Use case: It's a boiled-down version of an IR emitter driver I'm trying to design, which modulates a lower-frequency pulse train B on top of a higher-frequency carrier signal A, as in the Philips RC-6 remote control protocol. For the purposes of this question, unimportant details like the LED itself, gate pull-downs, etc. have been removed.

When I simulate the circuit and check the load current across R3, I see this:

LTspice simulation

When Q1 is off, the load still sees some current spikes (upper yellow circle) when Q2 switches - up to 3 mA, which is plenty to get some unintended light out of an LED. I understand that due to gate capacitance, there can be high current when switching the transistor (lower yellow circle).
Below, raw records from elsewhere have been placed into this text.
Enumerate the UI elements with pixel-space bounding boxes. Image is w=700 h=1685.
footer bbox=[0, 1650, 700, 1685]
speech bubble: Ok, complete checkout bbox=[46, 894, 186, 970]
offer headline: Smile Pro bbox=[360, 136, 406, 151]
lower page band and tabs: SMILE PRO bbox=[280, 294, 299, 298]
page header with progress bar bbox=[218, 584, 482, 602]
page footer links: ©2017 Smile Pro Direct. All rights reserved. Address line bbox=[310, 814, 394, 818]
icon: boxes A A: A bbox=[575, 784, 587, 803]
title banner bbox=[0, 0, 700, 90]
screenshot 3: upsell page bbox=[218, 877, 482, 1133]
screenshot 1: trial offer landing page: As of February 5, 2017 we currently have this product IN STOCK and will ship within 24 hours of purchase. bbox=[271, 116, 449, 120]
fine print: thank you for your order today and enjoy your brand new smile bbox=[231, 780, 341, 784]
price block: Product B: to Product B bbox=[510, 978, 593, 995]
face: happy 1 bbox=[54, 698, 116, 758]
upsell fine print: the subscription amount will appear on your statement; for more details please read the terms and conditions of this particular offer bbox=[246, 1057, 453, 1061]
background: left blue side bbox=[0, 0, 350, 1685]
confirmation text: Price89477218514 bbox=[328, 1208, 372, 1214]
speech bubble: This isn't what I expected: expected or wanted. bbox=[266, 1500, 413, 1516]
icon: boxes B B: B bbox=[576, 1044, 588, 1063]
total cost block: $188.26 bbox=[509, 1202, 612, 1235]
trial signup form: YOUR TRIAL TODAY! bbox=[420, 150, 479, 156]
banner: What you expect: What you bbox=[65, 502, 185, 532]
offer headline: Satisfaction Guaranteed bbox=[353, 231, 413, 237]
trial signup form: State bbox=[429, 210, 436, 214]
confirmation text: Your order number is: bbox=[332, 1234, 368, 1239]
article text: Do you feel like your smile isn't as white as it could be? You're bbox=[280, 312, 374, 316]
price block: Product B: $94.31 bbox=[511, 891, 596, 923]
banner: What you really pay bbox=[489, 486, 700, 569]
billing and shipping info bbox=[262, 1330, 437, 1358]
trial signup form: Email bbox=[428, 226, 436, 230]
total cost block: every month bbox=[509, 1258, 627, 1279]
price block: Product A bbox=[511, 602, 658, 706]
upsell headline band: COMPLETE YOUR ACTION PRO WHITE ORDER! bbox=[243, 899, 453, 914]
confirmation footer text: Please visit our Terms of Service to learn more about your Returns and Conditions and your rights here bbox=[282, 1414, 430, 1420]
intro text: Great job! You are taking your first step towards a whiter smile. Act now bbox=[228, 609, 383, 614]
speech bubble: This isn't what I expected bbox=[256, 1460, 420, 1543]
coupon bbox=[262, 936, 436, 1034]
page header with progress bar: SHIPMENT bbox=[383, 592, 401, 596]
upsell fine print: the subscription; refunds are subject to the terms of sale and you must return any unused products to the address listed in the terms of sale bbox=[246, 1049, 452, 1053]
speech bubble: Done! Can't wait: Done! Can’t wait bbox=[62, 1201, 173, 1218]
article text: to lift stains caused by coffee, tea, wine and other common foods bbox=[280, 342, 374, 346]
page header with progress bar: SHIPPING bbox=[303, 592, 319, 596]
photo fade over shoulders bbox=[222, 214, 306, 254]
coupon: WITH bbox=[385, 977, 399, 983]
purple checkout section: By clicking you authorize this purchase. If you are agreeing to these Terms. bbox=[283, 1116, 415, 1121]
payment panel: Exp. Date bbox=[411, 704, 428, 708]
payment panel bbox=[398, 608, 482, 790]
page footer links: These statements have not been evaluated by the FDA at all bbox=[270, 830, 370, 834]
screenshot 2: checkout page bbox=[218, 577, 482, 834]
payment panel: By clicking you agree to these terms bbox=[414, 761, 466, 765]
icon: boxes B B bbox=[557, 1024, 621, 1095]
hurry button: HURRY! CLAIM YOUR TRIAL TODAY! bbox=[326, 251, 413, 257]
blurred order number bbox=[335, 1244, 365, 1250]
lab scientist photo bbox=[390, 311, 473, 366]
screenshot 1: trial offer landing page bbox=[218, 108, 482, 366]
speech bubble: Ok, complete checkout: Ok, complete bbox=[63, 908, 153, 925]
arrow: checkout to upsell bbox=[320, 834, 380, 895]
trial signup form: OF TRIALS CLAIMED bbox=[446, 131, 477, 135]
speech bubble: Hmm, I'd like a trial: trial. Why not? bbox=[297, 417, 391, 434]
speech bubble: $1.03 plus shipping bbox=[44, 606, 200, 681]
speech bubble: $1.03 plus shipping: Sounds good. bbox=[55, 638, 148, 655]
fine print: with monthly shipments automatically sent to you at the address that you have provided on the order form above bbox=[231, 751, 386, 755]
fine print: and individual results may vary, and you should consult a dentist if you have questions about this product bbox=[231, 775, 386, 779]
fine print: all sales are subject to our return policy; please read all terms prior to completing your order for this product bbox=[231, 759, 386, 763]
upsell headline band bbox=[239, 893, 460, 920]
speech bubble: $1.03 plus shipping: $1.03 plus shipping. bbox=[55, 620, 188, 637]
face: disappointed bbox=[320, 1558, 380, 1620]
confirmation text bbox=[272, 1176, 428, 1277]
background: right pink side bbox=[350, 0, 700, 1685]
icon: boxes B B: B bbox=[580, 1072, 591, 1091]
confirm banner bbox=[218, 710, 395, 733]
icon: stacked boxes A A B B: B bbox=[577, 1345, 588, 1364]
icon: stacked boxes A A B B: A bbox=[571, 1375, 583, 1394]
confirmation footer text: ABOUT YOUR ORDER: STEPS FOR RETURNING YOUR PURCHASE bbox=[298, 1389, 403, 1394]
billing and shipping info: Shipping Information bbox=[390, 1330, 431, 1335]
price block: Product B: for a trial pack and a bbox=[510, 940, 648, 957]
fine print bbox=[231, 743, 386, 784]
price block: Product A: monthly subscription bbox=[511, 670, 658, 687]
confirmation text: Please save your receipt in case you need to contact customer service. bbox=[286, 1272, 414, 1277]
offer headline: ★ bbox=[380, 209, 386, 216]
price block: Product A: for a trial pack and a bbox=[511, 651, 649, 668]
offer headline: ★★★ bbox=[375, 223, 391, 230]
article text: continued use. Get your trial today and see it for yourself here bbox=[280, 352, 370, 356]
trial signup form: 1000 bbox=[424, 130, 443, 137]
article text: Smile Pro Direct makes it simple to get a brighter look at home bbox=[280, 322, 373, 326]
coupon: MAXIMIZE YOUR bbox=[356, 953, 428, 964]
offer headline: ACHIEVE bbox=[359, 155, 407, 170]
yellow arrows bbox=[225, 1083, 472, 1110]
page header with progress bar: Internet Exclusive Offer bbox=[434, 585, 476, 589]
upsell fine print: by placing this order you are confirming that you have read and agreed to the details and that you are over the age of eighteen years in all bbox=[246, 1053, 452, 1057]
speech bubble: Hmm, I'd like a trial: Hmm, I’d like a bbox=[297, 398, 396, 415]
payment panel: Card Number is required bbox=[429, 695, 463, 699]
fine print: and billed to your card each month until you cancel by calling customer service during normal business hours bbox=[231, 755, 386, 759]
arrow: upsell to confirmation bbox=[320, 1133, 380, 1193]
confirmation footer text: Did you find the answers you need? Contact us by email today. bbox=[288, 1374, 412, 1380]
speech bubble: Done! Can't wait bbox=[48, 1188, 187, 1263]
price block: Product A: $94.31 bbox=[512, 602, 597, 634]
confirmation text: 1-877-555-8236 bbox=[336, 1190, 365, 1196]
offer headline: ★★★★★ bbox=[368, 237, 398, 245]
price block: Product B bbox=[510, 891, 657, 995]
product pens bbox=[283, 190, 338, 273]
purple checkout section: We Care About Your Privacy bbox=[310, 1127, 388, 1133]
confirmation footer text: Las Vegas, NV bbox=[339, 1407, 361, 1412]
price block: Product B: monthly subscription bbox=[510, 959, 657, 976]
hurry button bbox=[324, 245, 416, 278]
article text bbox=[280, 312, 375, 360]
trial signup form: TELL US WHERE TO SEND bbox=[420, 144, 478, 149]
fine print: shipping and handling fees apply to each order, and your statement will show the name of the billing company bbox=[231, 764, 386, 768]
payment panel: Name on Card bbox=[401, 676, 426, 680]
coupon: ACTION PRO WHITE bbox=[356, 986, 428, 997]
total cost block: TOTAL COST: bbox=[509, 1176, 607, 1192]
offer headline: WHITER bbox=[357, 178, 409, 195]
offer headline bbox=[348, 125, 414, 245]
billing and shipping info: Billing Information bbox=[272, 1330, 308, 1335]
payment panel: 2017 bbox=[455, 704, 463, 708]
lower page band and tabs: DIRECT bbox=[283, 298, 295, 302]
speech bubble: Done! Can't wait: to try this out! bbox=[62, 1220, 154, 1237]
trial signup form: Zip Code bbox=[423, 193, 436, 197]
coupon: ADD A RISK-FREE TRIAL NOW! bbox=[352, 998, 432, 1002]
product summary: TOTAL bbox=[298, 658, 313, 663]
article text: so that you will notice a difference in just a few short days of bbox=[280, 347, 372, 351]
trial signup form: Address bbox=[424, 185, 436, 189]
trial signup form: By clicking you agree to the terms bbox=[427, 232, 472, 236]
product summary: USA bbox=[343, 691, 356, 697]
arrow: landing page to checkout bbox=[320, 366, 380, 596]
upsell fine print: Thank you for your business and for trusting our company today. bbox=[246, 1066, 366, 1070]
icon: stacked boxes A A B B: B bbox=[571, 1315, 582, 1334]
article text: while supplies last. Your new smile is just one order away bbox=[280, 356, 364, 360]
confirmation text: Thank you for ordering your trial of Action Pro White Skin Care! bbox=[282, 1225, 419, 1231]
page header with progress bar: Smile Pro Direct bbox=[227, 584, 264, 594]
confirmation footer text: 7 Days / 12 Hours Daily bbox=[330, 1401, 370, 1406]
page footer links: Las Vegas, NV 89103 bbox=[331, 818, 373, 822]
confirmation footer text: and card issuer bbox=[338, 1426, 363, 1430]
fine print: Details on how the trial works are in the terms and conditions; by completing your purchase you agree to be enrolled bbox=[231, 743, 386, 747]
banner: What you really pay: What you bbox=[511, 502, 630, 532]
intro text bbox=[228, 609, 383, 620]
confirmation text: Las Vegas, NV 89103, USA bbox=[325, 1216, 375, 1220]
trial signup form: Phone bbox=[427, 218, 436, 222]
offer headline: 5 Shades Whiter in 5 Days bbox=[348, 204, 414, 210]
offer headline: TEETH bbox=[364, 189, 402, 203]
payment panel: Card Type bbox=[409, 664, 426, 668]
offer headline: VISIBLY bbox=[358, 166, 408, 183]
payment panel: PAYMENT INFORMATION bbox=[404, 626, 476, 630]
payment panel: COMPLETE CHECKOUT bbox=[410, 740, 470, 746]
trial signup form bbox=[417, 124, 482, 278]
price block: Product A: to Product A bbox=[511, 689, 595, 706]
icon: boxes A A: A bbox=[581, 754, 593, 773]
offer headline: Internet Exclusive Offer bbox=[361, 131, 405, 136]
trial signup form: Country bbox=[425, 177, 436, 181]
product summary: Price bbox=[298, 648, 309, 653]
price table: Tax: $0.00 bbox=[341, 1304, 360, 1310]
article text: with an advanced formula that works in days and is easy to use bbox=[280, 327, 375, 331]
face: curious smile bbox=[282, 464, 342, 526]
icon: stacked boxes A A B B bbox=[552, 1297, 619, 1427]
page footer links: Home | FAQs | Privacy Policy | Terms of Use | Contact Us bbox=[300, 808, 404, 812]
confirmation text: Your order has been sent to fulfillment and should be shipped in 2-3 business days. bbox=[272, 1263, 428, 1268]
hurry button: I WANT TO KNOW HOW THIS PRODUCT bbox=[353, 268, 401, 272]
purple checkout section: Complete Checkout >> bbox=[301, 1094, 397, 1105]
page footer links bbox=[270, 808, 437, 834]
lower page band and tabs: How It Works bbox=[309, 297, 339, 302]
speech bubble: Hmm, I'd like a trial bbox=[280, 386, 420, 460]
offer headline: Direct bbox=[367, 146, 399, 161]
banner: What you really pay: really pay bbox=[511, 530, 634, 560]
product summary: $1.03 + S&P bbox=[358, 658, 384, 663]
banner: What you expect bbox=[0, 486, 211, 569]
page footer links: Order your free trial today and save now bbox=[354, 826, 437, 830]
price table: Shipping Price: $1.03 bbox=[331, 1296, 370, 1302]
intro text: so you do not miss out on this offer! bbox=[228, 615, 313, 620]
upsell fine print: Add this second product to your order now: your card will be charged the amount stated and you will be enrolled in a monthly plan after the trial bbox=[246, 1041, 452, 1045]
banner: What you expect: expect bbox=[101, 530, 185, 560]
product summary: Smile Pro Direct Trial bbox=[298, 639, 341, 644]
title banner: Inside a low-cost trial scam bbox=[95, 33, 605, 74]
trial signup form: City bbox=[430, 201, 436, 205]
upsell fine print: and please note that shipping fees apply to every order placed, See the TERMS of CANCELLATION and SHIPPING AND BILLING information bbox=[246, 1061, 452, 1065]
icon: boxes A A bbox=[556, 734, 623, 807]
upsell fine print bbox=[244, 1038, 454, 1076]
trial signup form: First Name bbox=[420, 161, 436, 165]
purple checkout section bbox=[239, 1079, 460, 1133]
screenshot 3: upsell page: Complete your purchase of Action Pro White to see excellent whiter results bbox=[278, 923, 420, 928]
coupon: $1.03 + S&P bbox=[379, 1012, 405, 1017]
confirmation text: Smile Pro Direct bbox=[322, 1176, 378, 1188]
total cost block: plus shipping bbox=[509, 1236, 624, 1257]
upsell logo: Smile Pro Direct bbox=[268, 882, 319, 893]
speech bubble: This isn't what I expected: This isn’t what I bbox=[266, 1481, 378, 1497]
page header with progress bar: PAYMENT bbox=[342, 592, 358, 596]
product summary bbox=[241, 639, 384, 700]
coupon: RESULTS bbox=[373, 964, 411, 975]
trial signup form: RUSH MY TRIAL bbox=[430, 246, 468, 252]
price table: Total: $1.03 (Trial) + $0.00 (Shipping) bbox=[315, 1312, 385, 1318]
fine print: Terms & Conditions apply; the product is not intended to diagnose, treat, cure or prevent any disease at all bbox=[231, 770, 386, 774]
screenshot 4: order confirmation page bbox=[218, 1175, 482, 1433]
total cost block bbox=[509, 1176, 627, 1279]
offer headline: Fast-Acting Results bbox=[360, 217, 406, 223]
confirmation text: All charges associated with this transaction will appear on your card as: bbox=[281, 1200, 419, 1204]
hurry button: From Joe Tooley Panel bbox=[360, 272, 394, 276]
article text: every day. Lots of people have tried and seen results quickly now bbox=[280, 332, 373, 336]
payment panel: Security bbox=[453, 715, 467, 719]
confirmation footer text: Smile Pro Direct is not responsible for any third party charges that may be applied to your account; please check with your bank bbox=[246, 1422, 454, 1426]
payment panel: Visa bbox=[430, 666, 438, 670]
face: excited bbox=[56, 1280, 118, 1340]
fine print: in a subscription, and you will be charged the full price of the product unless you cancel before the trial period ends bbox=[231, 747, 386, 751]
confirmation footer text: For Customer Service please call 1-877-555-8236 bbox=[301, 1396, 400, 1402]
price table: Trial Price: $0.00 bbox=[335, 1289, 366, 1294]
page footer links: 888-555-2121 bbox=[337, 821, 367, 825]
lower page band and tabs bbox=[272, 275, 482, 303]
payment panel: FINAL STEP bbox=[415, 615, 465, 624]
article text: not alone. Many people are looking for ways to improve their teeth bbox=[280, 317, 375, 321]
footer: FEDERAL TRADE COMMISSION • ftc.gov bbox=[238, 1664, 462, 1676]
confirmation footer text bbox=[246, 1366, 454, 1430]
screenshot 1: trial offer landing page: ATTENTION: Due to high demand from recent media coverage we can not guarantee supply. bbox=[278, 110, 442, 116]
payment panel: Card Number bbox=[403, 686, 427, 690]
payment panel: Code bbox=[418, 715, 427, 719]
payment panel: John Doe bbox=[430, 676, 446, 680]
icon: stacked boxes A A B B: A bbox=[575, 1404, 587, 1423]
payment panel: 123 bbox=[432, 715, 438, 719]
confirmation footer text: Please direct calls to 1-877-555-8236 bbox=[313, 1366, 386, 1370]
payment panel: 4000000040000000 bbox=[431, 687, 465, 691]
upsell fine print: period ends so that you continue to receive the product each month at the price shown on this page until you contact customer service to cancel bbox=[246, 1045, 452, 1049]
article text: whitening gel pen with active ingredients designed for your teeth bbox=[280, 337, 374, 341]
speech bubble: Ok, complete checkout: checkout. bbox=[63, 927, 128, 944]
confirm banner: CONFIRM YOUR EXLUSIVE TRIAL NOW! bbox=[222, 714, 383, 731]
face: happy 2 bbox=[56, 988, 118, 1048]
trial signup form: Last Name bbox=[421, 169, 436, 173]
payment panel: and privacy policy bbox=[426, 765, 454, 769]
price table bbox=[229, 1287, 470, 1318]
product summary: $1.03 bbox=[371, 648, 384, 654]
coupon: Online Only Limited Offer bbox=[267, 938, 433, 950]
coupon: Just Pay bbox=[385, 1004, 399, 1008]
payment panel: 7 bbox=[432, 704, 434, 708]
And I know I can limit this current by increasing the value of R1 and R2.

But what I don't understand is why these current spikes are transferred (directly or indirectly) to the load.

If I increase R1 and R2 to 10k, both the gate drive current and the spikes seen by the load are drastically reduced:

LTspice simulation 2

But consequently the switching is much slower, and the edges aren't as crisp. Is there another way to modify the circuit so that the transistors switch faster, but the load does not see current spikes during switching times of one transistor when the other is off?

To clarify: For this particular application, I'm sure increasing R1 and R2 is a workable solution, and at these frequencies, BJTs might be a better choice anyway. But this is a learning experience for me, and I'd like to understand this behavior. Thanks in advance!